Stockrosen sind zweijährig. Sie blühen erst im zweiten Jahr.
Danach säen sie sich i.d.R. eigentlich selbst aus. Wenn's zuviel wird, einfach etwas ausdünnen, damit sich die Pflanzen nicht gegenseitig behindern.


----------



## Echinopsis (24. Mai 2010)

*AW: meine  Stockrosen*

Soweit ich das richtig in Erinnerung habe bekommen sie auch die Rostflecken wenn sie zu dicht stehen.
Irgendwo habe ich mal gelesen dass man da irgendwas spritzen kann...
Ich selbst breche die alten Blättern mit extremen Rost aus und entsorge sie in der Tonne. So werde ich meist (ohne Chemie) Herr über die Lage.

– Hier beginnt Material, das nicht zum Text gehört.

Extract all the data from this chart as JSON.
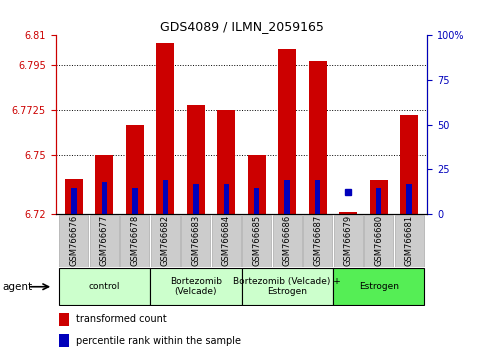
{
  "title": "GDS4089 / ILMN_2059165",
  "samples": [
    "GSM766676",
    "GSM766677",
    "GSM766678",
    "GSM766682",
    "GSM766683",
    "GSM766684",
    "GSM766685",
    "GSM766686",
    "GSM766687",
    "GSM766679",
    "GSM766680",
    "GSM766681"
  ],
  "red_values": [
    6.7375,
    6.75,
    6.765,
    6.806,
    6.775,
    6.7725,
    6.75,
    6.803,
    6.797,
    6.721,
    6.737,
    6.77
  ],
  "blue_values": [
    6.733,
    6.736,
    6.733,
    6.737,
    6.735,
    6.735,
    6.733,
    6.737,
    6.737,
    6.731,
    6.733,
    6.735
  ],
  "blue_marker_only": [
    false,
    false,
    false,
    false,
    false,
    false,
    false,
    false,
    false,
    true,
    false,
    false
  ],
  "ymin": 6.72,
  "ymax": 6.81,
  "yticks": [
    6.72,
    6.75,
    6.7725,
    6.795,
    6.81
  ],
  "ytick_labels": [
    "6.72",
    "6.75",
    "6.7725",
    "6.795",
    "6.81"
  ],
  "right_yticks": [
    0,
    25,
    50,
    75,
    100
  ],
  "right_ytick_labels": [
    "0",
    "25",
    "50",
    "75",
    "100%"
  ],
  "groups": [
    {
      "label": "control",
      "start": 0,
      "end": 3
    },
    {
      "label": "Bortezomib\n(Velcade)",
      "start": 3,
      "end": 6
    },
    {
      "label": "Bortezomib (Velcade) +\nEstrogen",
      "start": 6,
      "end": 9
    },
    {
      "label": "Estrogen",
      "start": 9,
      "end": 12
    }
  ],
  "group_colors": [
    "#ccffcc",
    "#ccffcc",
    "#ccffcc",
    "#55ee55"
  ],
  "bar_color_red": "#cc0000",
  "bar_color_blue": "#0000bb",
  "bar_width": 0.6,
  "blue_bar_width": 0.18,
  "background_color": "#ffffff",
  "plot_bg": "#ffffff",
  "tick_label_color_left": "#cc0000",
  "tick_label_color_right": "#0000bb",
  "sample_box_color": "#cccccc",
  "sample_box_edge": "#aaaaaa"
}
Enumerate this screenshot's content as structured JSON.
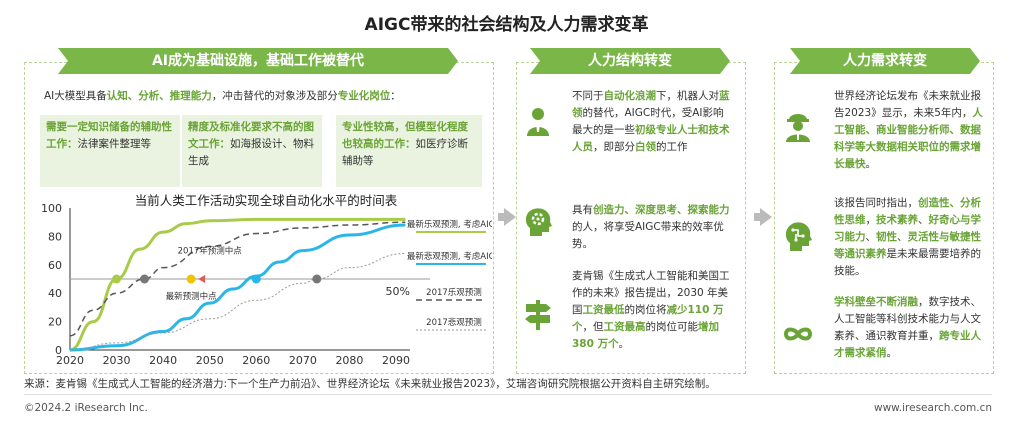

[OT]Meine älteste __ Stockrose wird dieses Jahr 8 Jahre alt... Sind nicht unbedingt zweijährig, sie blühen erst ab dem zweiten Jahr, hatte bisher aber immer Glück und sie sind wieder ausgetrieben (und haben sich selbst ausgesäät) [/OT]


----------



## allegra (19. Juni 2011)

*AW: meine  Stockrosen*

Mal wieder das Thema STOCKROSEN:
schön sind sie gewachsen und versamt haben sie sich auch.
Aber in diesem (trockenen?) Frühjahr fand sich ein neues Problem.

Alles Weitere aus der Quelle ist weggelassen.